Der Transport eines Rotorblattes für eine Windkraftanlage vom Parkplatz am Freibad in Neuenbürg zum Standort im Wald von Waldrennach erfordert Teamarbeit und Präzision.
Gerade bei den engen Kurven auf der Kreisstraße Richtung Waldrennach ist beim Transport eines Rotorblattes für eine Windkraftanlage Geschicklichkeit gefordert.
Herausforderung Zum ersten Mal besonders eng wurde es beim Transport des Rotorblattes, als der Selbstfahrer von der Bundesstraße 294 in die Kreisstraße Richtung Waldrennach abbog. Die Straße hat danach noch einige enge Kurven. Hier ist Teamarbeit und blindes Verständnis aller Beteiligten gefragt. Schließlich müssen alle Verantwortlichen darauf achten, dass das 72,4 Meter lange und 21,5 Tonnen schwere Rotorblatt an den Baumwipfeln vorbeikommt.
Das Rotorblatt kann bis zu 60 Grad hochgestellt werden. Das bedeutet eine Höhe von 62 Metern.
Besonders knifflig wird es, als es auf der Kreisstraße um enge Kurven geht. Schließlich ist das Rotorblatt so lang wie vier Gelenkbusse. Der Turm der Calwer Stadtkirche ist 64 Meter, der Aussichtsturm Himmelsglück in Schömberg etwa 50 Meter hoch. Langsam fährt der Transporter zum Ziel. Eine besondere Herausforderung ist auf der Kreisstraße auch noch eine niedrige Stromleitung.
Hier muss das Rotorblatt auf dem Selbstfahrer abgesenkt werden, damit das Fahrzeug unter die Leitung hindurchfahren kann. „Der Transport ist im Süden eine besondere Herausforderung“, sagte Markus Lurz, beim Bauherrn BayWa r.e. Wind GmbH Regionalleiter für die Projektentwicklung in den beiden Bundesländern Baden-Württemberg und Bayern.
Windverhältnisse Beim Transport eines solchen Giganten sind besondere Wetterverhältnisse notwendig. So darf es kaum Wind geben. Die Grenze liegt bei etwa 18 Kilometer pro Stunde Windgeschwindigkeit. Deshalb ist es schon vorgekommen, dass Fahrten kurzfristig abgesagt wurden, macht Tanja Schneider-Diehl deutlich. Sie ist bei der BayWa r.e. zuständig für die Öffentlichkeitsarbeit.
Anzahl und Abmessungen Insgesamt werden in Waldrennach und Langenbrand vier Windkraftanlagen errichtet, drei auf der Gemarkung von Waldrennach und eine auf der Gemarkung von Langenbrand. Das am Donnerstag transportierte Rotorblatt wird für eine Windkraftanlage auf der Gemarkung von Waldrennach verbaut.
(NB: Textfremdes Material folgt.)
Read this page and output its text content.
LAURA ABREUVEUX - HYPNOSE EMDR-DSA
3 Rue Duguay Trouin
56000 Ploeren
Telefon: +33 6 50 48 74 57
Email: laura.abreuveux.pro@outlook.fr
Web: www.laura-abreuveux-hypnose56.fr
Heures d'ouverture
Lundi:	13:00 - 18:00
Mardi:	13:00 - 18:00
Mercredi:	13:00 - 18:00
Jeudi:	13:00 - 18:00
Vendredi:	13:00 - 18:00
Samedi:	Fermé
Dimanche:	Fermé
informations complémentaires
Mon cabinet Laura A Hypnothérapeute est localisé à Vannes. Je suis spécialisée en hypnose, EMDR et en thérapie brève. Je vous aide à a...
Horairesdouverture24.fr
Eine solche Anlage hat eine Nabenhöhe von rund 164 Meter. Die Gesamthöhe einer Anlage liegt bei fast 240 Metern.
Leistung und Produktion Die vier Anlagen haben eine Nennleistung von 18 000 Kilowatt. Die jährliche Stromproduktion liegt bei 46 500 000 Kilowattstunden. Das ist nach Angaben der BayWa r.e. der jährliche Bedarf von 14 300 Zwei-Personenhaushalten. Der Windpark wird an das Umspannwerk in Calmbach angebunden.
Aufbau Eine Windkraftanlage besteht aus drei Turmteilen, der Gondel mit dem Maschinenhaus, der Nabe und drei Rotorblättern. Letztere sind an der Nabe befestigt, erläutert Schneider-Diehl.
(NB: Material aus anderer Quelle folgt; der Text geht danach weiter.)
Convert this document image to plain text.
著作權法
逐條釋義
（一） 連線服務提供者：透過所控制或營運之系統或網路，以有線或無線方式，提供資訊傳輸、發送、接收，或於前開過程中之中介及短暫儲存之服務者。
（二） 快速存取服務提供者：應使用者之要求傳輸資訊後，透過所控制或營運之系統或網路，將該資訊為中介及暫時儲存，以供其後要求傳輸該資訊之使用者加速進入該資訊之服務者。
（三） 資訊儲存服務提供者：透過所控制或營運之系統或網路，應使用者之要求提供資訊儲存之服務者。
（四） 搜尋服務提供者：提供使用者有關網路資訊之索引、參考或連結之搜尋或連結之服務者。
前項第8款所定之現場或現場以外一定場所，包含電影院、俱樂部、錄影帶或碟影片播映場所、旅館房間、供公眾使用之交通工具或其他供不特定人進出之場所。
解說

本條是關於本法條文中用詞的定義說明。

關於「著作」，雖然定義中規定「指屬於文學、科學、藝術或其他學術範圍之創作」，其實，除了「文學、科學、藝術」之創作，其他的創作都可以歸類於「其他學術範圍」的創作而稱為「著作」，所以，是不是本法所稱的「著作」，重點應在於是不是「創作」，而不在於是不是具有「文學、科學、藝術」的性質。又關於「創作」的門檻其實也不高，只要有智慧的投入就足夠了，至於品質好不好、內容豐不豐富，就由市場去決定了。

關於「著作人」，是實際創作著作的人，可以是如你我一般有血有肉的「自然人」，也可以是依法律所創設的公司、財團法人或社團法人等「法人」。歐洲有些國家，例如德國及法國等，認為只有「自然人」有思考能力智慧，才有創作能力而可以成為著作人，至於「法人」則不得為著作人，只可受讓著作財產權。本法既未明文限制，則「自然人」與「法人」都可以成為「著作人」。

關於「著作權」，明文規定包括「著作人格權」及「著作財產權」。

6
Im Dezember soll alles fertig sein
Zeitplan Ende November oder Anfang Dezember wird der Kran zum Bau der Windkraftanlagen herangeschafft, sagt Schneider-Diehl zum Zeitplan. Koordinator für den Transport und den Kran ist Michael Barkowski.
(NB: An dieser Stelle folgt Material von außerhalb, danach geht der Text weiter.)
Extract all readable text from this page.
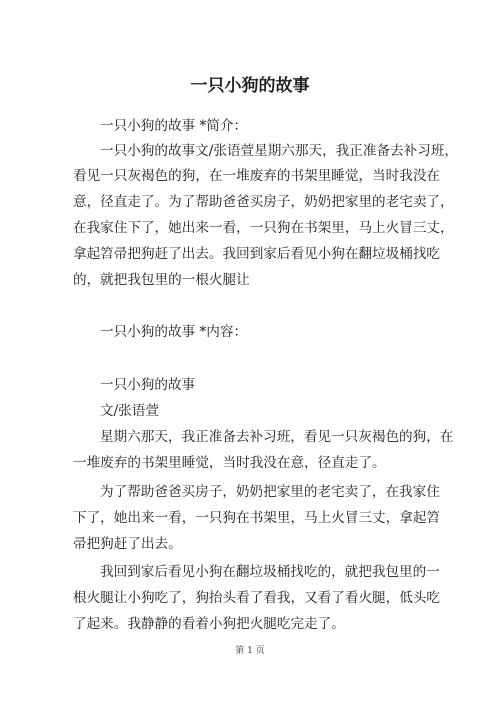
一只小狗的故事

一只小狗的故事 *简介：

一只小狗的故事文/张语萱星期六那天，我正准备去补习班，

看见一只灰褐色的狗，在一堆废弃的书架里睡觉，当时我没在

意，径直走了。为了帮助爸爸买房子，奶奶把家里的老宅卖了，

在我家住下了，她出来一看，一只狗在书架里，马上火冒三丈，

拿起笤帚把狗赶了出去。我回到家后看见小狗在翻垃圾桶找吃

的，就把我包里的一根火腿让

一只小狗的故事 *内容：

一只小狗的故事

文/张语萱

星期六那天，我正准备去补习班，看见一只灰褐色的狗，在

一堆废弃的书架里睡觉，当时我没在意，径直走了。

为了帮助爸爸买房子，奶奶把家里的老宅卖了，在我家住

下了，她出来一看，一只狗在书架里，马上火冒三丈，拿起笤

帚把狗赶了出去。

我回到家后看见小狗在翻垃圾桶找吃的，就把我包里的一

根火腿让小狗吃了，狗抬头看了看我，又看了看火腿，低头吃

了起来。我静静的看着小狗把火腿吃完走了。

第 1 页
Die Rotorblätter werden mit dem Schiff in Cuxhafen angeliefert. Der erste Konvoi mit drei Rotorblättern startete am 16. Oktober in Cuxhaven. Er erreichte in der Nacht vom 19. auf den 20. Oktober den Parkplatz beim Freibad in Neuenbürg. Der zweite Transport traf am 30. Oktober ein, der letzte wird für den 23. November erwartet.
Die Selbstfahrer sind seit Ende Oktober im Einsatz, um die Rotorblätter und die weiteren Großkomponenten an die Standorte der jeweiligen Windkraftanlagen zu bringen. Inzwischen sind vier Rotorblätter im Windpark angekommen. Für die vier Anlagen werden zwölf benötigt.
Die vier Anlagen sollen im Dezember fertig sein. Vor einem Jahr begannen die Bauarbeiten, nachdem zuvor die entsprechenden Flächen gerodet worden waren.